Rural and urban lawmakers clash as property tax bill stalls

Senators from rural areas talk, as the legislature debate property taxes. Left to right are Sen. Steve Erdman, Sen. Mike Groene, Sen. Steve Halloran, Sen. John Lowe, and Sen. John Kuehn

With the clock ticking, lawmakers may have run out of time with a property tax proposal favored by rural senators.

State Sen. Mike Groene of North Platte takes issue with those who suggest farmers complain too much about property taxes.

“This greedy, rich, rural Nebraska is dying and urban America is taking our children,” he said.

Senators from central and western Nebraska say it's the biggest issue their constituents face.

“We got a problem folks. We got a property tax problem in the state,” Groene said.

They argue for new caps on local school funding, and more state dollars to make up the difference.

Groene proposed LB 640, which was prioritized by Sen. Curt Friesen of Henderson.

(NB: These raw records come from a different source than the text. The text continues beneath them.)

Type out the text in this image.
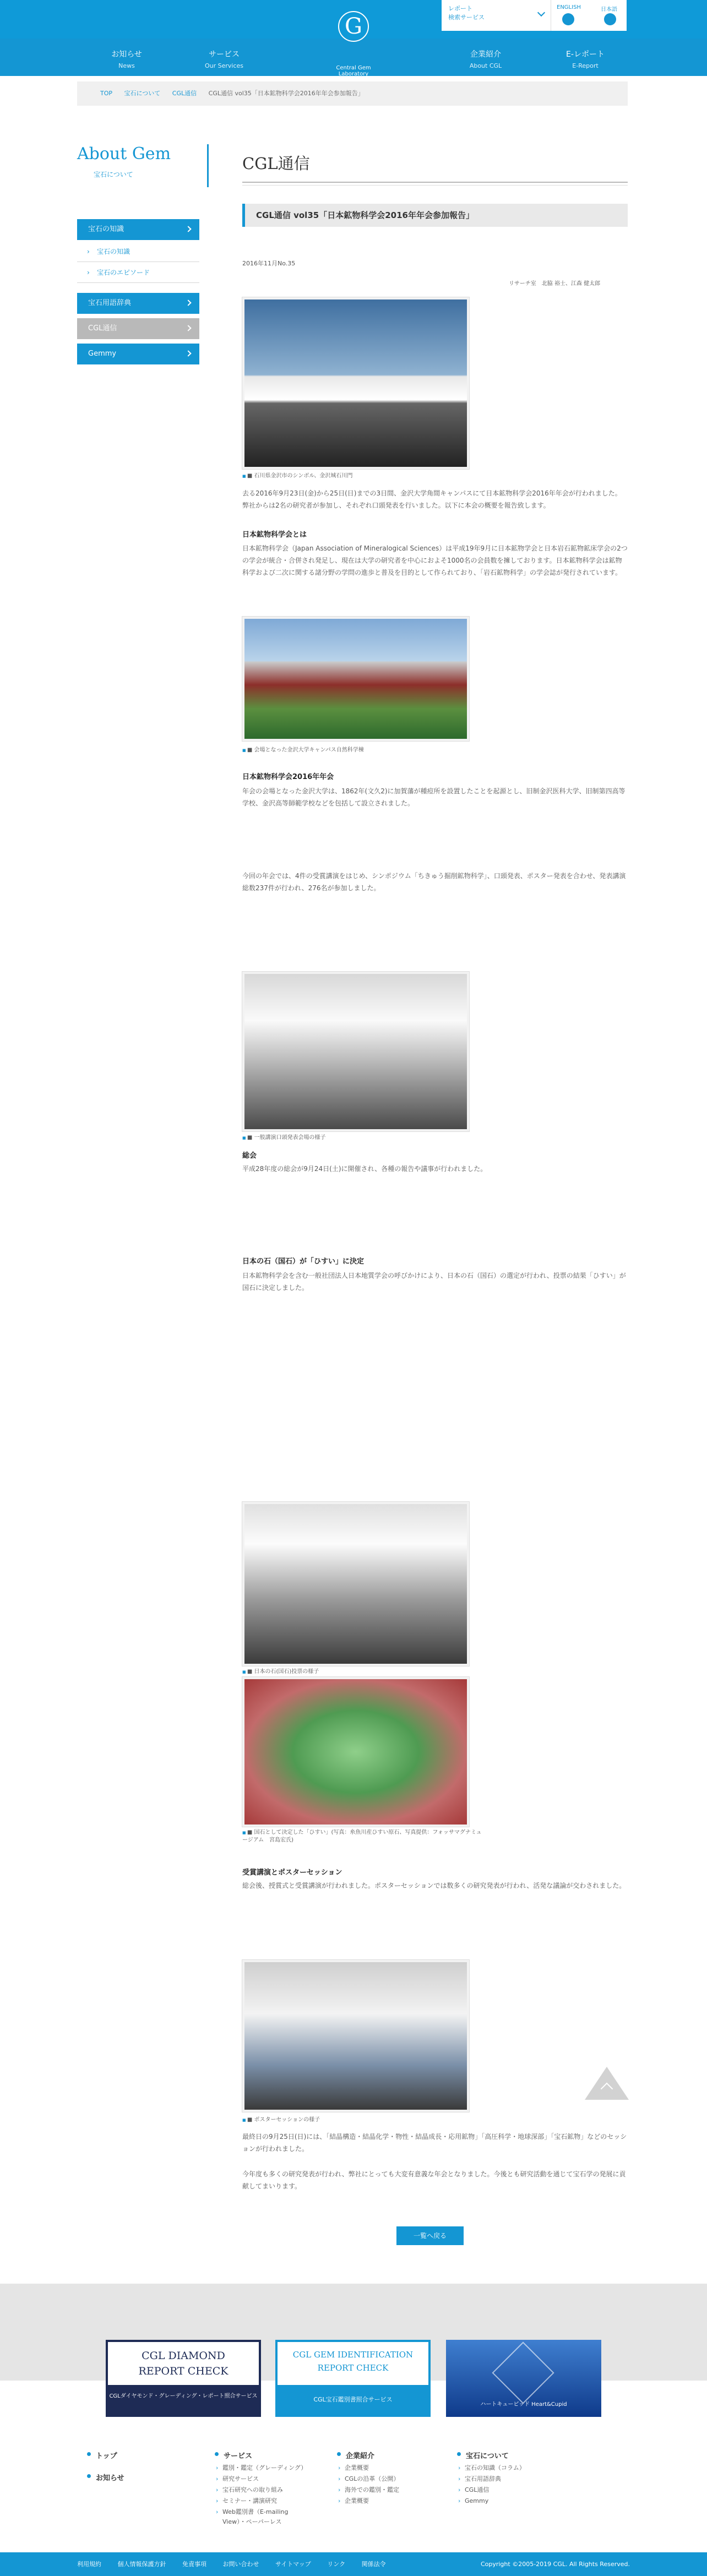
G
Central Gem Laboratory
レポート
検索サービス
ENGLISH	日本語
お知らせ
News
サービス
Our Services
企業紹介
About CGL
E-レポート
E-Report
TOP 宝石について CGL通信 CGL通信 vol35「日本鉱物科学会2016年年会参加報告」
About Gem
宝石について
宝石の知識
› 宝石の知識
› 宝石のエピソード
宝石用語辞典
CGL通信
Gemmy
CGL通信
CGL通信 vol35「日本鉱物科学会2016年年会参加報告」
2016年11月No.35
リサーチ室　北脇 裕士、江森 健太郎
■ ■ 石川県金沢市のシンボル、金沢城石川門
去る2016年9月23日(金)から25日(日)までの3日間、金沢大学角間キャンパスにて日本鉱物科学会2016年年会が行われました。弊社からは2名の研究者が参加し、それぞれ口頭発表を行いました。以下に本会の概要を報告致します。
日本鉱物科学会とは
日本鉱物科学会（Japan Association of Mineralogical Sciences）は平成19年9月に日本鉱物学会と日本岩石鉱物鉱床学会の2つの学会が統合・合併され発足し、現在は大学の研究者を中心におよそ1000名の会員数を擁しております。日本鉱物科学会は鉱物科学および二次に関する諸分野の学問の進歩と普及を目的として作られており、「岩石鉱物科学」の学会誌が発行されています。
■ ■ 会場となった金沢大学キャンパス自然科学棟
日本鉱物科学会2016年年会
年会の会場となった金沢大学は、1862年(文久2)に加賀藩が種痘所を設置したことを起源とし、旧制金沢医科大学、旧制第四高等学校、金沢高等師範学校などを包括して設立されました。
今回の年会では、4件の受賞講演をはじめ、シンポジウム「ちきゅう掘削鉱物科学」、口頭発表、ポスター発表を合わせ、発表講演総数237件が行われ、276名が参加しました。
■ ■ 一般講演口頭発表会場の様子
総会
平成28年度の総会が9月24日(土)に開催され、各種の報告や議事が行われました。
日本の石（国石）が「ひすい」に決定
日本鉱物科学会を含む一般社団法人日本地質学会の呼びかけにより、日本の石（国石）の選定が行われ、投票の結果「ひすい」が国石に決定しました。
■ ■ 日本の石(国石)投票の様子
■ ■ 国石として決定した「ひすい」(写真：糸魚川産ひすい原石、写真提供：フォッサマグナミュージアム　宮島宏氏)
受賞講演とポスターセッション
総会後、授賞式と受賞講演が行われました。ポスターセッションでは数多くの研究発表が行われ、活発な議論が交わされました。
■ ■ ポスターセッションの様子
最終日の9月25日(日)には、「結晶構造・結晶化学・物性・結晶成長・応用鉱物」「高圧科学・地球深部」「宝石鉱物」などのセッションが行われました。
今年度も多くの研究発表が行われ、弊社にとっても大変有意義な年会となりました。今後とも研究活動を通じて宝石学の発展に貢献してまいります。
一覧へ戻る
CGL DIAMOND
REPORT CHECK
CGLダイヤモンド・グレーディング・レポート照合サービス
CGL GEM IDENTIFICATION
REPORT CHECK
CGL宝石鑑別書照合サービス
ハートキューピッド Heart&Cupid
トップ
お知らせ
サービス
› 鑑別・鑑定（グレーディング）
› 研究サービス
› 宝石研究への取り組み
› セミナー・講演研究
› Web鑑別書（E-mailing View）・ペーパーレス
企業紹介
› 企業概要
› CGLの沿革（公開）
› 海外での鑑別・鑑定
› 企業概要
宝石について
› 宝石の知識（コラム）
› 宝石用語辞典
› CGL通信
› Gemmy
利用規約	個人情報保護方針	免責事項	お問い合わせ	サイトマップ	リンク	関係法令	Copyright ©2005-2019 CGL. All Rights Reserved.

Groene said it would help the 175 schools who currently get no state money. He said the bill would lessen the burden on local property taxpayers, with the state boosting funding.

He said, “Our problem with property taxes is state aid to education. All property taxes collected stay locally. The big variable is that when valuations go up, the state gives less money to the districts and that's where the problem is”

But urban lawmakers questioned taking money away from tax credits that help property owners.

Sen. Robert Hilkemann of Omaha asked Groene, “With this 640 our property tax relief fund will go away completely?”

Others said it would hamstring districts.

Sen. Roy Baker of Lincoln said, “There's a teacher shortage only going to get worse, so school districts right now have trouble filling positions, in particular in outstate Nebraska.”

Rural senators found themselves talking to a dozen or more empty chairs, as many urban lawmakers skipped debate.

The legislature is in a race against time. With the end of session in sight, debate has been limited.

Amendments to Groene’s LB 640 found support.

He said, “I think we convinced some senators this is necessary.”

This bill’s three-hours of debate ended without a vote.

Supporters say it sends a message that they're closer now than ever.

“We finally had a voice on the floor,” Groene said. “I've been here three years and this is the basically the first time a property tax relief bill was on the floor.”

The tax debate resumes Friday. That's when the governor's proposal will be debated, bringing together income tax and property tax relief.

However, many farm and education groups say that effort falls short.

If the legislature does nothing on property taxes, senators suggest people may use the petition process to make it a ballot issue.